But the proposal didn't go anywhere and even drew criticism from some who said the bill would actually leave some Americans with fewer protections. That's because although there is no national data breach notification standard, nearly every state has a law addressing the issue on the books -- some of them stronger than the national proposal.
That status quo fit into a now familiar pattern: While attempts to create strong federal privacy and data security protections have floundered in recent years, state legislators and attorneys general have stepped up to fill gaps.
And on Wednesday, the American Civil Liberties Union announced a new, bipartisan campaign to introduce privacy bills in 16 states and the District of Columbia. In a press call, ACLU executive director Anthony Romero argued that congressional gridlock makes a state-by-state movement among the most effective ways to push for nationwide changes.
"My colleagues and I will be using the lawmaking powers we have to empower our constituents to take control of their own privacy," said Michigan State Rep. Peter Lucido (R), who is co-sponsoring legislation as part of the campaign. The federal government should have taken the lead on these issues but didn't, Lucido said.
The bills include proposals that do things like require a warrant before law enforcement agencies can gain access to emails, provide checks on location-tracking technology, or create new rules about the use of student information.
D.C. Council member David Grosso (I-At large) introduced a student privacy bill as part of the push. "These are things that I think just haven't been broadly enough addressed on the national stage," he said.
Americans care about privacy. In a Pew Research survey released last year, over 90 percent of respondents said being in control of who can get information about them is important. Roughly the same number said controlling what information is collected is important. But few feel they are actually in control of their personal information, Pew found.
On the national level, the FTC serves as the government's chief privacy watchdog. But the agency is generally limited to enforcing the rules that Congress sets or relying on its authority to go after companies it believes are engaging in deceptive or unfair practices. Although the agency has bolstered its ability to investigate tech-related privacy problems and gone after tech giants like Google and Facebook, it doesn't have the resources to go after every potential infraction.
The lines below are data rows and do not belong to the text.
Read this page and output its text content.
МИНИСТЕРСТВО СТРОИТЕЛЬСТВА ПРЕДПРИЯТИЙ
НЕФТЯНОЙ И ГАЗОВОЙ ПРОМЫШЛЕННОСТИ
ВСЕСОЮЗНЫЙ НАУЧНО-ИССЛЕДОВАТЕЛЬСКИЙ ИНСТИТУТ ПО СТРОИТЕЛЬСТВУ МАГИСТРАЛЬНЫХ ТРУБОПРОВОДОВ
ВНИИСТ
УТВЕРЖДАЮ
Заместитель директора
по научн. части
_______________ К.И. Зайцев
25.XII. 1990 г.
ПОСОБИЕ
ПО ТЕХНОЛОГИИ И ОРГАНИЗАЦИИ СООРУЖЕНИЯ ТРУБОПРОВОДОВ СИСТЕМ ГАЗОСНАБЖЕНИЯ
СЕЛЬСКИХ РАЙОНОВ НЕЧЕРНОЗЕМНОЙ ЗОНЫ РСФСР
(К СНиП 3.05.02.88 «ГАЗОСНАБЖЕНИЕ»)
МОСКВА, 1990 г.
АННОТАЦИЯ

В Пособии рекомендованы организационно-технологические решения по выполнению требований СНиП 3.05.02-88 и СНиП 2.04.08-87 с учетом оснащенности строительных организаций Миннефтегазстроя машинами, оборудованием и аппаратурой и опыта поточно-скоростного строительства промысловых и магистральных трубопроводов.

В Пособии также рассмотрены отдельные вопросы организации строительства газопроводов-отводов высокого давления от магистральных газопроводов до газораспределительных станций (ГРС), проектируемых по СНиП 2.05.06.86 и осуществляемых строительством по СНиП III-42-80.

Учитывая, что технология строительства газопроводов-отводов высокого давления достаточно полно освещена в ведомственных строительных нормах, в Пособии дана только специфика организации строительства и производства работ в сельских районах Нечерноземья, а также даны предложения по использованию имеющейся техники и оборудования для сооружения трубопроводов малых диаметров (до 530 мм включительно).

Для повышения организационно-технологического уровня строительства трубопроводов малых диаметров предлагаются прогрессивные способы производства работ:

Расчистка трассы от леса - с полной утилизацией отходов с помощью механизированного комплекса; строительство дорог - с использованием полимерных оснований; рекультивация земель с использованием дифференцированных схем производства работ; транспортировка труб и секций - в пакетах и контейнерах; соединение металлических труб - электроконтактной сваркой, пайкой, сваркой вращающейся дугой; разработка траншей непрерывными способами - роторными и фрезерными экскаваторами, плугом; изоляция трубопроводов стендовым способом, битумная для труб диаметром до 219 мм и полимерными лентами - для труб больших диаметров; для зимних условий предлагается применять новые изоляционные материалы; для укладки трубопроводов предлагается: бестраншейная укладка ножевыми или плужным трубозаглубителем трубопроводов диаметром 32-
"The FTC just doesn't have time -- it's fabulous, but they have so many things on their plate," said Danielle Citron, a University of Maryland law professor currently serving as a senior fellow at the Future of Privacy Forum.
"The FTC has been the nation’s lead law enforcement agency on consumer privacy for decades, and has taken extensive steps to protect Americans’ privacy online and offline," said Maneesha Mithal, associate director of the FTC's division of privacy and identity protection. The agency, she added, "regularly partners with other federal and state agencies on privacy issues."
The FTC has brought over 500 privacy-related enforcement actions, according to Mithal. Although Mithal acknowledges the agency has limited resources, she said it has been "successful in using particular cases to get word out more broadly" on privacy and data security issues.
But when a case doesn't reach the level of federal involvement, states can often investigate because they have "mini-FTC" acts -- laws that typically give the state attorneys general some of the same powers to go after deceptive or unfair business practices. And for years now, they've pushed for stronger privacy and data security practices through enforcement actions and new legislative proposals, said Citron, who is finalizing a paper about how state attorneys general influence privacy norms.
"What we've seen in the last 10 years on the state level is state lawmakers and attorneys general seeing a vacuum because they are on the front lines," she said. "Consumers are coming to them with problems."
You can even thank states for the privacy policies you see on websites, according to Citron. State attorneys general were among the first officials to raise alarm bells over the lack of disclosure about how websites track visitors and were more aggressive in pursuing the issue than federal watchdogs, she said.
One of the first major investigations into online tracking involved Internet advertising company DoubleClick, now owned by Google. The FTC dropped an investigation into whether DoubleClick's practices violated consumers' privacy in 2001 after the company committed to voluntary changes. But a group of state attorneys general pushed on, eventually reaching a agreement with DoubleClick that included more concessions, including a requirement that the company publicly disclose how it gathered information from people who visit websites -- and that any site using the company to place ads must disclose DoubleClick's activities in their privacy policies.
This, she argues, is one of the most important things about state-level privacy enforcement and laws: They create a sort of race to the top where people often end up with the most robust of the state-level protections because companies want to ensure they comply with the strongest privacy protections that may apply.
"It becomes increasingly impractical for Google to have 50 different privacy standards across the states," said Romero.
That means the patchwork of protections the president warned about on data breach notifications may be better for everyday consumers than national laws. "If we had a federal law data breach law passed, it would probably be very weak and preempt state laws," Citron explained.